En 2022, l’attention se portait beaucoup sur l’inflation, le resserrement monétaire, le crédit, la liquidité et les valorisations. En 2026, l’AMF insiste davantage sur la géopolitique, le cyber, les tensions commerciales, l’intelligence artificielle, la concentration de certains marchés et la croissance de la finance privée. Certains risques ont disparu du premier plan, d’autres sont restés, de nouveaux sont apparus.

La cartographie de 2030 sera probablement différente elle aussi.

Si vous construisez votre portefeuille en fonction de la liste du moment, vous risquez donc de toujours préparer la guerre précédente. Il faudrait réduire les obligations après leur baisse, acheter de l’or après une crise géopolitique, diminuer les actions après une correction, puis modifier à nouveau l’ensemble lorsque le risque dominant change.

À l’inverse, une allocation correctement calibrée accepte dès le départ que plusieurs environnements sont possibles. Les actions restent le principal moteur de croissance du capital. Les obligations ou le monétaire peuvent servir à stabiliser certaines échéances et à réduire l’amplitude des pertes. L’or peut apporter une diversification supplémentaire dans certains portefeuilles.

Le dosage dépend ensuite de vos contraintes.

C’est moins spectaculaire qu’une prévision de marché. C’est aussi beaucoup plus utile.

Le risque à anticiper est celui de votre portefeuille

Les cartographies de l’AMF resteront intéressantes à lire. Elles permettent de comprendre où se trouvent les tensions du système financier et de repérer certaines vulnérabilités que l’euphorie des marchés peut facilement faire oublier. Elles ne vous diront jamais, en revanche, quelle allocation sera gagnante dans les douze prochains mois — ce n’est d’ailleurs pas leur fonction.

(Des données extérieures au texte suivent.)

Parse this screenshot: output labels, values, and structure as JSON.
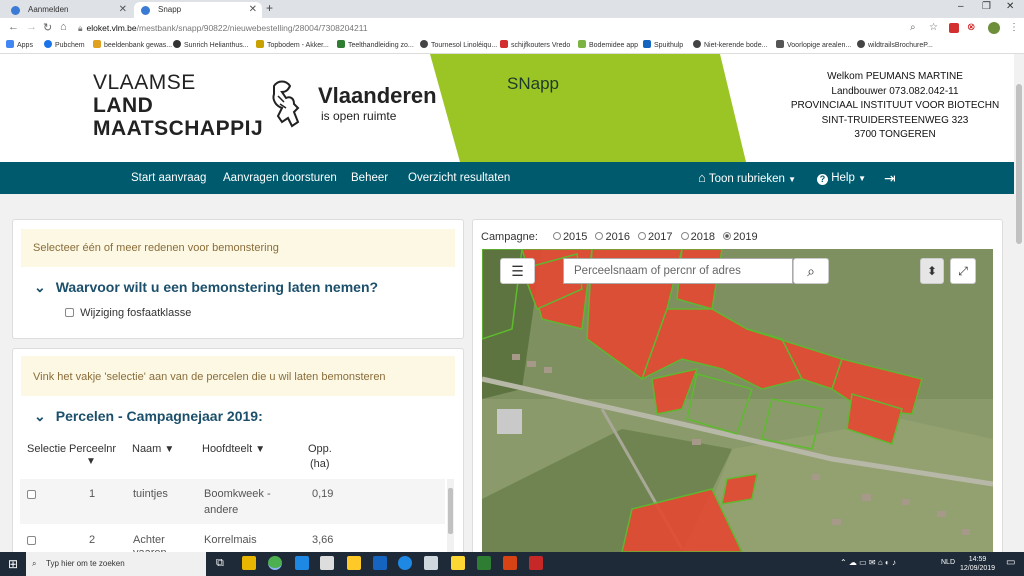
{
  "browser": {
    "tabs": [
      {
        "label": "Aanmelden"
      },
      {
        "label": "Snapp"
      }
    ],
    "url_domain": "eloket.vlm.be",
    "url_path": "/mestbank/snapp/90822/nieuwebestelling/28004/7308204211",
    "bookmarks": [
      {
        "label": "Apps",
        "color": "#4285f4"
      },
      {
        "label": "Pubchem",
        "color": "#1a73e8"
      },
      {
        "label": "beeldenbank gewas...",
        "color": "#e0a020"
      },
      {
        "label": "Sunrich Helianthus...",
        "color": "#333333"
      },
      {
        "label": "Topbodem - Akker...",
        "color": "#c8a000"
      },
      {
        "label": "Teelthandleiding zo...",
        "color": "#2e7d32"
      },
      {
        "label": "Tournesol Linoléiqu...",
        "color": "#444444"
      },
      {
        "label": "schijfkouters Vredo",
        "color": "#d32f2f"
      },
      {
        "label": "Bodemidee app",
        "color": "#7cb342"
      },
      {
        "label": "Spuithulp",
        "color": "#1565c0"
      },
      {
        "label": "Niet-kerende bode...",
        "color": "#444444"
      },
      {
        "label": "Voorlopige arealen...",
        "color": "#555555"
      },
      {
        "label": "wildtrailsBrochureP...",
        "color": "#444444"
      }
    ]
  },
  "header": {
    "logo_line1": "VLAAMSE",
    "logo_line2": "LAND",
    "logo_line3": "MAATSCHAPPIJ",
    "vl_name": "Vlaanderen",
    "vl_sub": "is open ruimte",
    "app_title": "SNapp",
    "welcome_lines": [
      "Welkom PEUMANS MARTINE",
      "Landbouwer 073.082.042-11",
      "PROVINCIAAL INSTITUUT VOOR BIOTECHN",
      "SINT-TRUIDERSTEENWEG 323",
      "3700 TONGEREN"
    ],
    "green_color": "#9bc525",
    "nav_color": "#005a6e"
  },
  "nav": {
    "start": "Start aanvraag",
    "forward": "Aanvragen doorsturen",
    "manage": "Beheer",
    "results": "Overzicht resultaten",
    "show_categories": "Toon rubrieken",
    "help": "Help"
  },
  "reasons": {
    "alert": "Selecteer één of meer redenen voor bemonstering",
    "title": "Waarvoor wilt u een bemonstering laten nemen?",
    "option": "Wijziging fosfaatklasse"
  },
  "parcels": {
    "alert": "Vink het vakje 'selectie' aan van de percelen die u wil laten bemonsteren",
    "title": "Percelen - Campagnejaar 2019:",
    "columns": {
      "selection": "Selectie",
      "number": "Perceelnr",
      "name": "Naam",
      "crop": "Hoofdteelt",
      "area_line1": "Opp.",
      "area_line2": "(ha)"
    },
    "rows": [
      {
        "nr": "1",
        "name": "tuintjes",
        "crop_line1": "Boomkweek -",
        "crop_line2": "andere",
        "area": "0,19"
      },
      {
        "nr": "2",
        "name": "Achter",
        "name_line2": "vaaren",
        "crop_line1": "Korrelmais",
        "crop_line2": "",
        "area": "3,66"
      }
    ]
  },
  "map": {
    "campaign_label": "Campagne:",
    "years": [
      "2015",
      "2016",
      "2017",
      "2018",
      "2019"
    ],
    "selected_year": "2019",
    "search_placeholder": "Perceelsnaam of percnr of adres"
  },
  "taskbar": {
    "search_placeholder": "Typ hier om te zoeken",
    "lang": "NLD",
    "time": "14:59",
    "date": "12/09/2019"
  }
}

L’usage le plus pertinent consiste à retourner la question. Si les valorisations chutent, si les taux remontent, si une crise géopolitique perturbe l’économie ou si plusieurs actifs baissent simultanément, quel serait l’impact sur votre portefeuille et, surtout, sur les dépenses qu’il doit financer ?

À partir de là, le risque devient beaucoup plus concret. Un portefeuille n’est pas trop risqué parce que l’actualité est inquiétante. Il l’est lorsque son exposition aux actions, sa duration obligataire, ses réserves de liquidité ou son horizon de retrait rendent une baisse plausible incompatible avec vos besoins.

Il ne s’agit non pas d’essayer d’identifier le prochain risque qui fera baisser les marchés, mais de calibrer l’allocation pour qu’un scénario défavorable reste compatible avec les objectifs à financer. Le bon niveau d’actions, d’obligations, de monétaire ou éventuellement d’or ne correspond pas à la meilleure prévision économique du moment ; mais il doit permettre à votre portefeuille d’éviter de subir une baisse qui serait dangereuse pour votre situation.

Anticiper les risques en bourse commence donc moins par une prévision de marché que par un stress test de votre allocation.